I arrived in Toronto Sunday night and soon after met up with a friend. I had surprisingly very little anxiety while travelling. Although a long day, I didn't really feel during my two plane rides, four-hour wait in the airport, and forty-five minute taxi ride (yes, ride). Coming from a city with 80,000 people, watching, observing, and listening really got me out of my head. I did feel slightly uncomfortable on the plane when a hippie from Saltspring Island began massaging my hand, but mainly because I wondered when he had last washed his hands. Oh and he just randomly burst into song. He sang for literally two minutes. We were sitting beside each other on the plane and he just started singing some slow ballad. Those two minutes could arguably have been the most uncomfortable minutes of my life. 

Everything in Toronto went quite smoothly. I only cried once, and it was like ten tears. This was really nothing short of a miracle. I saw a couple interesting things in Toronto that could have made me cry though. I watched two different males piss onto public buildings, both somewhat hidden of course. One yelled at me in a monotone voice to give him some privacy; I should've been more respectful. In the alley near the apartment I was staying in someone had taken a shit right on the side of a building. "How was it a humans?" you ask. Well, I saw whole kidney beans in it. I actually am unsure whether I'll ever be able to eat kidney beans again, which is really unfortunate for a vegetarian like myself. 
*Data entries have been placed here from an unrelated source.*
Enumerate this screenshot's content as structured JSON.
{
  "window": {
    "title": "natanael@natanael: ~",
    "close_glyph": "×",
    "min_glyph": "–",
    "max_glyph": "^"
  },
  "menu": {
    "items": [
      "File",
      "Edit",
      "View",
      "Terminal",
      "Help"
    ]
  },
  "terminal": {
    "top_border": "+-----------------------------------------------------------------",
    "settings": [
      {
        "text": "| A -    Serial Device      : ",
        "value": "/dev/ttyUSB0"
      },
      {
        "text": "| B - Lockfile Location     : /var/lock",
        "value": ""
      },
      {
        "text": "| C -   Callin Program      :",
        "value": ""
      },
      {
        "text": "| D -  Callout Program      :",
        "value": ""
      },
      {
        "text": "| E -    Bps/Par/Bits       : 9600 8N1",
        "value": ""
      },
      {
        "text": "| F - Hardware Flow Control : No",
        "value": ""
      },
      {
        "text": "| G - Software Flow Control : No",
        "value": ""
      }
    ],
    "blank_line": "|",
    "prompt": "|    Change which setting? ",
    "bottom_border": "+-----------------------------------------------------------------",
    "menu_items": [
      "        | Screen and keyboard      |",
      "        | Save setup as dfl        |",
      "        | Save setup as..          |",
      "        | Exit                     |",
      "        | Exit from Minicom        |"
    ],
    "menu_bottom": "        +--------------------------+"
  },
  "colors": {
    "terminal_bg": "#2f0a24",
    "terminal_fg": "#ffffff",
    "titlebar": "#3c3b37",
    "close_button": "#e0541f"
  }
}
Overall I really enjoyed Toronto. At first I felt a little claustrophobic not being by the ocean. Perhaps some of my humanly instincts want me to be near a mass body of water; I'm not sure. I guess I'm just used to it. The night life in Toronto was amazing! In one evening my friend and I went to a drag show ("shes" were singing and dancing to mainly female karaoke-type songs) and to Remington's, a male strip club. The drag show was a blast, as I could sing and dance to most songs. And likely 90% of the fellow patrons were gay (I really like gay people...although I'm sure that's not politically correct). The male strip club was definitely not high-end. There was one guest who looked exactly like Dick Chaney! My friends and I were sitting obnoxiously close to the strippers. A couple of times the strippers would start touching their "meat" and make eye contact with one or a couple of us; like what is ones facial expression supposed to be to that?! I'm pretty sure every time I made eye contact with one of them I stopped breathing out of "what is my facial expression supposed to be right now?!" 

The rest of my stay in Toronto was much more mild. I went to the art gallery, distillery district, CN tower, walked around and did a lot of people watching, and went out for sushi with my friend's parents. The sushi restaurant was very high-end; I felt out of place. Also the fact that a three-year old Asian can probably use chopsticks better than I can doesn't help. I ended up blabbering on to my friend's parents about my schooling and accomplishments in order to make up for my lack of chopstick ability.